Fixer-Upper... When you picture a ghost town, you might conjure an image of tightly packed wooden buildings, a dusty street... maybe a tumbleweed blowing by. In reality, with no trees around, no architects available, and no long-term plans from the start, mining towns like Ballarat were just thrown sloppily together, and just as sloppily exited. The last permanent residents left Ballarat in 1917 when the mines went dry and the post office closed. Well, a few desert rats have always remained, but 1917 was really the "end date".
Desert Views At one time, Ballarat was home to about 400-500 residents. It had 7 saloons, 3 hotels, a Wells Fargo station, post office, school, a jail and morgue. No church of course - the miners had other priorities...
Lost to Time Ghost towns never really die - someone always owns the deed, and the promise of cheap land - wherever it is - will always attract a few hardy souls. Today, it seems the population of Ballarat is 3. There is a store (though, not much in it) and a campground.
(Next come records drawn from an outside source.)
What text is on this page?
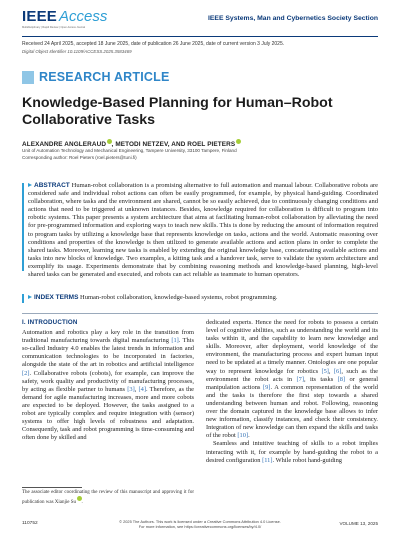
IEEE Access
Multidisciplinary | Rapid Review | Open Access Journal
IEEE Systems, Man and Cybernetics Society Section
Received 24 April 2025, accepted 18 June 2025, date of publication 26 June 2025, date of current version 3 July 2025.
Digital Object Identifier 10.1109/ACCESS.2025.3583469
RESEARCH ARTICLE
Knowledge-Based Planning for Human–Robot Collaborative Tasks
ALEXANDRE ANGLERAUD , METODI NETZEV, AND ROEL PIETERS
Unit of Automation Technology and Mechanical Engineering, Tampere University, 33100 Tampere, Finland
Corresponding author: Roel Pieters (roel.pieters@tuni.fi)

ABSTRACT Human-robot collaboration is a promising alternative to full automation and manual labour. Collaborative robots are considered safe and individual robot actions can often be easily programmed, for example, by physical hand-guiding. Coordinated collaboration, where tasks and the environment are shared, cannot be so easily achieved, due to continuously changing conditions and actions that need to be triggered at unknown instances. Besides, knowledge required for collaboration is difficult to program into robotic systems. This paper presents a system architecture that aims at facilitating human-robot collaboration by alleviating the need for pre-programmed information and exploring ways to teach new skills. This is done by reducing the amount of information required to program tasks by utilizing a knowledge base that represents knowledge on tasks, actions and the world. Automatic reasoning over conditions and properties of the knowledge is then utilized to generate available actions and action plans in order to complete the shared tasks. Moreover, learning new tasks is enabled by extending the original knowledge base, concatenating available actions and tasks into new blocks of knowledge. Two examples, a kitting task and a handover task, serve to validate the system architecture and exemplify its usage. Experiments demonstrate that by combining reasoning methods and knowledge-based planning, high-level shared tasks can be generated and executed, and robots can act reliable as teammate to human operators.

INDEX TERMS Human-robot collaboration, knowledge-based systems, robot programming.

I. INTRODUCTION

Automation and robotics play a key role in the transition from traditional manufacturing towards digital manufacturing [1]. This so-called Industry 4.0 enables the latest trends in information and communication technologies to be incorporated in factories, alongside the state of the art in robotics and artificial intelligence [2]. Collaborative robots (cobots), for example, can improve the safety, work quality and productivity of manufacturing processes, by acting as flexible partner to humans [3], [4]. Therefore, as the demand for agile manufacturing increases, more and more cobots are expected to be deployed. However, the tasks assigned to a robot are typically complex and require integration with (sensor) systems to offer high levels of robustness and adaptation. Consequently, task and robot programming is time-consuming and often done by skilled and

dedicated experts. Hence the need for robots to possess a certain level of cognitive abilities, such as understanding the world and its tasks within it, and the capability to learn new knowledge and skills. Moreover, after deployment, world knowledge of the environment, the manufacturing process and expert human input need to be updated at a timely manner. Ontologies are one popular way to represent knowledge for robotics [5], [6], such as the environment the robot acts in [7], its tasks [8] or general manipulation actions [9]. A common representation of the world and the tasks is therefore the first step towards a shared understanding between human and robot. Following, reasoning over the domain captured in the knowledge base allows to infer new information, classify instances, and check their consistency. Integration of new knowledge can then expand the skills and tasks of the robot [10].

Seamless and intuitive teaching of skills to a robot implies interacting with it, for example by hand-guiding the robot to a desired configuration [11]. While robot hand-guiding

The associate editor coordinating the review of this manuscript and approving it for publication was Xianjie Su .

110752	© 2025 The Authors. This work is licensed under a Creative Commons Attribution 4.0 License.
For more information, see https://creativecommons.org/licenses/by/4.0/
VOLUME 13, 2025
Ballarat Sign Ballarat was named after a city in Australia. Perhaps the founders thought it'd bring a little luck their way with the mine.
Where is it? Ballarat is just southwest of Death Valley, in east-central California..
Before you go... You might want to read-up on the town before you arrive, as there isn't a whole lot of info at the various sites (not counting the sign, pictured above).